The Km values for glucose, fructose, and ATP of rMnHK were determined by plotting the reaction rates against substrate concentration to fit the Michaelis–Menten equation. The effect of pH on rMnHK activity was measured using Tris–HCl buffer over a pH range of 7.0 to 8.8. The effects of various inhibitors, such as mannoheptulose, ADP, glucosamine, N-acetyl glucosamine, PPi, glucose-6-phosphate, p-chloromercuribenzoate (pCMB), N-ethylmaleimide (NEM); and metal chelators like O-phenanthrolene and ethylenediaminetetraacetic acid (EDTA), were studied by incubating the enzyme with each inhibitor for 10 min at 25 °C.

3.9. Enzymatic Activity Assay

Muscle tissue (100 mg) was homogenized in four volumes (w/v) of 0.1 M Tris-HCl, 5 mM β-mercaptoethanol, pH 8. The homogenate was centrifuged at 8000× g for 15 min at 4 °C, and the aqueous phase was precipitated by adding eight volumes of acetone. The acetone precipitate (2 mg) was reconstituted in 120 μL of Tris.MgCl₂ buffer (0.05 M Tris HCl, 13.3 mM MgCl₂, pH 8) to measure HK activity and was termed the crude extract. The enzyme activity was measured by mixing 230 μL of Tris.MgCl₂ buffer, 50 μL of 0.67 M glucose, 10 μL of 16.5 mM ATP, 10 μL of 6.8 mM NAD, and 1 μL of glucose-6-phosphate dehydrogenase (GPDH, 300 U/mL Sigma, Shanghai, China). After incubation at 30 °C for 6–8 min, the reaction was started by adding 20 μL of the crude extract. HK activity was reported as micromoles of NADH formed per minute at 30 °C per milligram of protein. All measurements were done in triplicate and the method was adapted for use in microplates, for which the absorbance at 340 nm was measured in a SpectraMax M2 (Molecular Devices, Sunnyvale, CA, USA). A negative control without glucose was included.

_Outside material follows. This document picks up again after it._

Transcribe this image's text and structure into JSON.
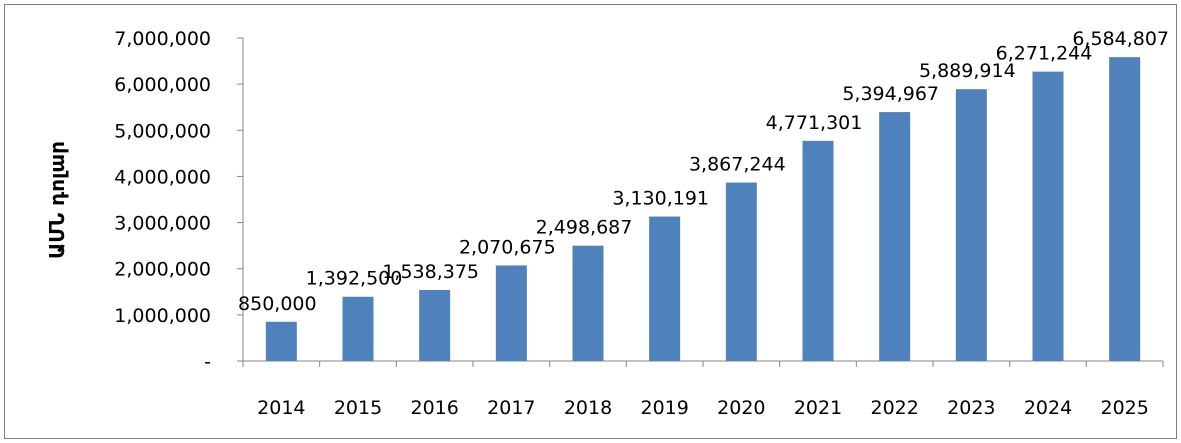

3.10. Statistical Analysis

All data are presented as the mean ± SEM (standard error of the mean; n = 3). A Student‘s t-test was used to identify significant differences in MnHK gene expression between the controls and the tested samples using SPSS 15.0 software. A p value ≤ 0.05 was considered statistically significant.

4. Conclusions

In summary, this study demonstrated that hypoxia-induced HK gene expression is regulated in a HIF-1 dependent manner, and that this cellular response is oriented to ensure the contribution of HK to accelerate the rate of glycolysis in order to generate energy. This study would improve our understanding of the energy metabolic mechanism for prawns in response to hypoxia stress.